Now, just for understanding purposes... if I wanted to install a single VM only on this server... what do I set its cpu settings to so it can (if it wants) consume as much as the hardware can offer?
I'm really struggling on understanding the basics here.
Thanks
Dryv
I have a very basic question and I'm a litlte confused at the abstraction layer I guess. If I have server with 2 Physical CPUs with 10 cores each hyperthreaded, this gives me 40 vCPUs to play with... I think?
Yes, you're right about the numbers of logical processors that your ESXi will see.
About the single VM, this blog post may answer your question: When to Overcommit vCPU:pCPU for Monster VMs | VMware vSphere Blog - VMware Blogs
If you want to fully utilize the ESXi host, set your Physical CPU : virtual CPU ratio to 1:1 without hyperthreading. As earlier stated, HT is there to help "offload" some threads within one single execution tick. To comply with the NUMA architecture, I'd say you go with 2physical sockets and 10 cores per socket on the VM to comply with the NUMA architecture the host is running on top of.
Please read "ESXi CPU considerations section (page 20) from below white paper:
http://www.vmware.com/pdf/Perf_Best_Practices_vSphere5.5.pdf
Hi Guys
Thanks for the great responses and additional reading material.
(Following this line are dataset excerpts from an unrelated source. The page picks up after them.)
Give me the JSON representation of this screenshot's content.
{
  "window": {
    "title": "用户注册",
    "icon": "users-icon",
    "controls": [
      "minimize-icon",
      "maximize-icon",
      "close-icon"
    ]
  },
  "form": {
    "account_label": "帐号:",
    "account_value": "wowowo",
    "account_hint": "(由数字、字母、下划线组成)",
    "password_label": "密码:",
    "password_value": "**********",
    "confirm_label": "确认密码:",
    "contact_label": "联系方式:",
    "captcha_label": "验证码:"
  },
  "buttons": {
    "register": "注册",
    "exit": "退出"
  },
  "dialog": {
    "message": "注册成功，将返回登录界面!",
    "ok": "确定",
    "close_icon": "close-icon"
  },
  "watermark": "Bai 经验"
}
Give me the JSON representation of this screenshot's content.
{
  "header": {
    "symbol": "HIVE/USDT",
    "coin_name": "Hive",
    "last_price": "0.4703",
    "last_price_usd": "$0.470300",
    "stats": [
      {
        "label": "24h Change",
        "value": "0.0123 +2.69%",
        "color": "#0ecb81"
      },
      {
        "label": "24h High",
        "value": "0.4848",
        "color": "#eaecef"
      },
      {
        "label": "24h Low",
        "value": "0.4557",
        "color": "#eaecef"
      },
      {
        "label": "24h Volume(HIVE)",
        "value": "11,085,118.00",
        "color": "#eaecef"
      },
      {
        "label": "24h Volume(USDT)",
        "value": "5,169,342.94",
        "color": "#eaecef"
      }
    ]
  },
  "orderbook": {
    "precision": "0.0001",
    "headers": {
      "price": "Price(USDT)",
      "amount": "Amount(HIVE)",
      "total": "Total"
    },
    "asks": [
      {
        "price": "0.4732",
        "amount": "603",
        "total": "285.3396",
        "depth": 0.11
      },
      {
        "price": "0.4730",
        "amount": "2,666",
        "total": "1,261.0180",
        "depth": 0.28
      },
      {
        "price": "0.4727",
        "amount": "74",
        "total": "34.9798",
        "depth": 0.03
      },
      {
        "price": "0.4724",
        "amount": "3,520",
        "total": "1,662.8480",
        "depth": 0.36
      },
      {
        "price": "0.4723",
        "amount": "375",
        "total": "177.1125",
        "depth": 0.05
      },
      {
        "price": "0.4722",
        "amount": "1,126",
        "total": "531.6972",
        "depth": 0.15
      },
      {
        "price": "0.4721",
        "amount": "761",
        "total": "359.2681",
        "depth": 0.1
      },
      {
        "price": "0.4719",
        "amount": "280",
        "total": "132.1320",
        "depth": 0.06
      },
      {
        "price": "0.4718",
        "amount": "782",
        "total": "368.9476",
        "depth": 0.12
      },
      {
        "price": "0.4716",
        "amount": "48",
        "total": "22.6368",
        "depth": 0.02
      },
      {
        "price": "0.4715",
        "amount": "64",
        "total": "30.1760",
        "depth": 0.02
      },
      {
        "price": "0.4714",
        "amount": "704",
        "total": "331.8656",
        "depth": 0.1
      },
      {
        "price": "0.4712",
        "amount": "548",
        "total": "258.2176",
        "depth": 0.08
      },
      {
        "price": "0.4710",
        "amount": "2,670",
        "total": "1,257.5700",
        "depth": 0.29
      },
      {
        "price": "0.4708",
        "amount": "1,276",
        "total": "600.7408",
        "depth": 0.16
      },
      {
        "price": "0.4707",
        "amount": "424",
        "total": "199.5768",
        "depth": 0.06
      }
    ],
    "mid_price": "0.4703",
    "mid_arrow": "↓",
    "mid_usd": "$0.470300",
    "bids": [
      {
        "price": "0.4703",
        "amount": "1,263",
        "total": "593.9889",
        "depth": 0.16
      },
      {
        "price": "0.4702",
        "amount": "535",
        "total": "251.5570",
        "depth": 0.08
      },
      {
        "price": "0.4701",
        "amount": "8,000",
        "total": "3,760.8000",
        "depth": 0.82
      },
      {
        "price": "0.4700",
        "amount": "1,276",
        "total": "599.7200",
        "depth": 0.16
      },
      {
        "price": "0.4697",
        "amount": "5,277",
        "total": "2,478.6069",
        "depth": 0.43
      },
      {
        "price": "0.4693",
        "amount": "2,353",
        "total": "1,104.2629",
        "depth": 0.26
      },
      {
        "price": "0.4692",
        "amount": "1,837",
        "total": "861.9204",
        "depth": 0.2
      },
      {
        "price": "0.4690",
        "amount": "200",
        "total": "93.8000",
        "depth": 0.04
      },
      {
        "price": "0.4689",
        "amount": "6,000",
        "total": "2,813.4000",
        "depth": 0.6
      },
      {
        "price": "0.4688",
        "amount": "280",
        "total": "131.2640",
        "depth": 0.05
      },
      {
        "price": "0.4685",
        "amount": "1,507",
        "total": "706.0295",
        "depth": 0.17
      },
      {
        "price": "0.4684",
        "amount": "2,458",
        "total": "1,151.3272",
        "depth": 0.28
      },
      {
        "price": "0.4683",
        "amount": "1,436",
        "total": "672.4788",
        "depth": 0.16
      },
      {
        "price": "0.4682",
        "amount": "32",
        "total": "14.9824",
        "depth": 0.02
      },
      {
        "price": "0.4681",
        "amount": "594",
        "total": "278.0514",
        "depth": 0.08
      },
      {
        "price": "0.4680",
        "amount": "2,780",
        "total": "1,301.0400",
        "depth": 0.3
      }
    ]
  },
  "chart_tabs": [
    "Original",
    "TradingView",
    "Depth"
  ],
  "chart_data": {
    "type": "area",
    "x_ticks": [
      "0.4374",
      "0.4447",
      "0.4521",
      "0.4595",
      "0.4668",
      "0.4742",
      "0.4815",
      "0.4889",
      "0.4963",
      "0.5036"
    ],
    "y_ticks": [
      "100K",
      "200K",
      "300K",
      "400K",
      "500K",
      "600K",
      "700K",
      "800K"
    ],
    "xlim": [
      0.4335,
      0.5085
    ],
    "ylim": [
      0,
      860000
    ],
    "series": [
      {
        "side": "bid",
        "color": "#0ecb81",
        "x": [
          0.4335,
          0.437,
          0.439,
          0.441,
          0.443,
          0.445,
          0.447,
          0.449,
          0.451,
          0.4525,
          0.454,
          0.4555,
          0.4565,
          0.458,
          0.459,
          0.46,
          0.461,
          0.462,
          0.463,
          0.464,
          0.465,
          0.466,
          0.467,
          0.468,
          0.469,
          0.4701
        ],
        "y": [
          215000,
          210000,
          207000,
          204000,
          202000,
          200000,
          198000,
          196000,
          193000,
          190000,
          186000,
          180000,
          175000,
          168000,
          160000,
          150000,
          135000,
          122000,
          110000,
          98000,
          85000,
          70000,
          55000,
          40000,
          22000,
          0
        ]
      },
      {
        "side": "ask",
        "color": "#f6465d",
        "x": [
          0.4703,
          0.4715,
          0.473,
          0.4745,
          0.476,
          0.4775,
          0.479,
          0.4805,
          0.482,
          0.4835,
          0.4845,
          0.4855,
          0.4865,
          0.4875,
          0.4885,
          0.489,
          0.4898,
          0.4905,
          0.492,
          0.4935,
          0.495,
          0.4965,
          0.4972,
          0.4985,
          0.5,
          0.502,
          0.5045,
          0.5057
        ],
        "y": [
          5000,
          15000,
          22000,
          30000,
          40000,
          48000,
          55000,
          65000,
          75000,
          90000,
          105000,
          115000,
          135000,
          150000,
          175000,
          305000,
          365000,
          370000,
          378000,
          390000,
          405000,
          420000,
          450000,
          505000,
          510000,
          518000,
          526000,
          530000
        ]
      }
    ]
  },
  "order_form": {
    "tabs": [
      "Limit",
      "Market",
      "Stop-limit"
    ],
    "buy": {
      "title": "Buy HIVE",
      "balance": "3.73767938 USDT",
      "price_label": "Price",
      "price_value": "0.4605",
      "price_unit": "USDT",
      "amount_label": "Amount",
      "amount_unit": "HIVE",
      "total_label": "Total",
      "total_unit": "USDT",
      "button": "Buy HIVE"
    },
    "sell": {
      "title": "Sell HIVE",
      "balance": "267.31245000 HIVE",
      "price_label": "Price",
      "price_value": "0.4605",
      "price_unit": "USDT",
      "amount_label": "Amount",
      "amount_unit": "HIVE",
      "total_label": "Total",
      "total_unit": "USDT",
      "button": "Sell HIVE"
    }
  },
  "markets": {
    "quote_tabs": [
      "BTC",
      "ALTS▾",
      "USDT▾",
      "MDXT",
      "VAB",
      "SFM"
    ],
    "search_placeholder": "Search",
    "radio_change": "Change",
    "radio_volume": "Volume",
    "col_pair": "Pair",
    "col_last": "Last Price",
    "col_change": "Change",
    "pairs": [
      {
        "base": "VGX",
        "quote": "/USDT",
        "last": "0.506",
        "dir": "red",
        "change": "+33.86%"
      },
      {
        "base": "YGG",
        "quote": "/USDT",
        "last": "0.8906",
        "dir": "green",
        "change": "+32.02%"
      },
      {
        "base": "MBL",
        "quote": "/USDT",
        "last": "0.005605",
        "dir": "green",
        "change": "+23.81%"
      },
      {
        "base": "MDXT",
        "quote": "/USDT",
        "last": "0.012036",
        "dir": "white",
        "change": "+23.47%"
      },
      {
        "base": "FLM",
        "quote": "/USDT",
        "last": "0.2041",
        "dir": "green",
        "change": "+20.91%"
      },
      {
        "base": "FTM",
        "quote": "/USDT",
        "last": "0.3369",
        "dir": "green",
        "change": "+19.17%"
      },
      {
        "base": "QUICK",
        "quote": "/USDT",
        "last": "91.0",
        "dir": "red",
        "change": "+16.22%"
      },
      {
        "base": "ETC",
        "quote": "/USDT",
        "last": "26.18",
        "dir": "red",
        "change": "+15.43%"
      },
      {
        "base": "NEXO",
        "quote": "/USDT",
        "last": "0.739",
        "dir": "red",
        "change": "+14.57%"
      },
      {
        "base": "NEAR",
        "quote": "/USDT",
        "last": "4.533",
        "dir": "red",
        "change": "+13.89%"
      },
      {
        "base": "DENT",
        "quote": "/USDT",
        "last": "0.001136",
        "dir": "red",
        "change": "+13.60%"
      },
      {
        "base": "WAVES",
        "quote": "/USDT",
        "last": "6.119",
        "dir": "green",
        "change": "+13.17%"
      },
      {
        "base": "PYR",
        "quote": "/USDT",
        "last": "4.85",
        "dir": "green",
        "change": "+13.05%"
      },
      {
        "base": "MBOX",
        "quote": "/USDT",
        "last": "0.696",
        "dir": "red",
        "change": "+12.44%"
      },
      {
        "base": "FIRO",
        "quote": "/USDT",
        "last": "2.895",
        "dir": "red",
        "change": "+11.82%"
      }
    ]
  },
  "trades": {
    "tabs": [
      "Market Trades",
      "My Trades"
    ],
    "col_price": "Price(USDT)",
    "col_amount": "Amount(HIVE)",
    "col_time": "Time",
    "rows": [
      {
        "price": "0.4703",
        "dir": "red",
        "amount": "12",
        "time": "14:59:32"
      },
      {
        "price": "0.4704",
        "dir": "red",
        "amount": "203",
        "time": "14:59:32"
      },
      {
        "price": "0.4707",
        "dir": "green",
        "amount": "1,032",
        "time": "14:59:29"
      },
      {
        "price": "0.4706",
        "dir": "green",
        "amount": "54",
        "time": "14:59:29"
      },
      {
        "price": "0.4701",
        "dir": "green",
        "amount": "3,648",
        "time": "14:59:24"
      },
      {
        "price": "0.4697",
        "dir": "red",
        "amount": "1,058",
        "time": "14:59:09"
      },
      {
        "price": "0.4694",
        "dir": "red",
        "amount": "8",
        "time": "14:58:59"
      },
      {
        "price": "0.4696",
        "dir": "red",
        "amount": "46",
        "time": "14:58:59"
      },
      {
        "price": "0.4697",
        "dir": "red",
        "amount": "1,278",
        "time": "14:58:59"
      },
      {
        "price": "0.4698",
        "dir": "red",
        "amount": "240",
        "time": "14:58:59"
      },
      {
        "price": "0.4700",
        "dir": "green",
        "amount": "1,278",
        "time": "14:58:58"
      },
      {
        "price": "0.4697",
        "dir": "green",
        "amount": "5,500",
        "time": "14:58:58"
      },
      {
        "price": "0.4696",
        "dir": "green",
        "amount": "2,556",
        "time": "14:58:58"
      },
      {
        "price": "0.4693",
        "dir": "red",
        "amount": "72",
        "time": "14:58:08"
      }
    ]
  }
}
Just to take my analogy a little further, please keep me honest. Let's say I wanted to grant my VM the whole resources of the underlying host and protect it using FT. Now as we know FT currently has a constraint of one vcpu... Could I:
1. In a hyper threaded environment grant the VM within its settings 1 vcpu and 40 cores?
2. In a non hyper-threaded environment grant the VM within its settings 1 vcpu and 20 cores?
And meet the FT constraint...? Is this something that would be considered a real newbie mistake to make... ? Please educate me.... The experience of the board is much appreciated.
Dryv
No matter the way you create your virtual machine, if the total number of core is greater than 1, you cannot use FT to protect this virtual machine.
Unfortunately not. FT currently only supports a single vCPU/vCore.
André
Okay... That helps me in understanding that! Thanks chaps.
So... Let's try and crack this one with something like the Stratus product... Has anyone got any experiences with it?
As you have probably determined I need to protect a vendor supplied application cross site... 100% uptime in a DR scenario... It has been coded in isolation over the years with no thought around making it distributed across multiple sites... Causes us endless amount of pain and grief... In a DR scenario I need to keep it running as it holds a lot in memory so a reboot would be no good... Otherwise I could simply protect this using SRM with an underlying synch replicated lun..... Happy days.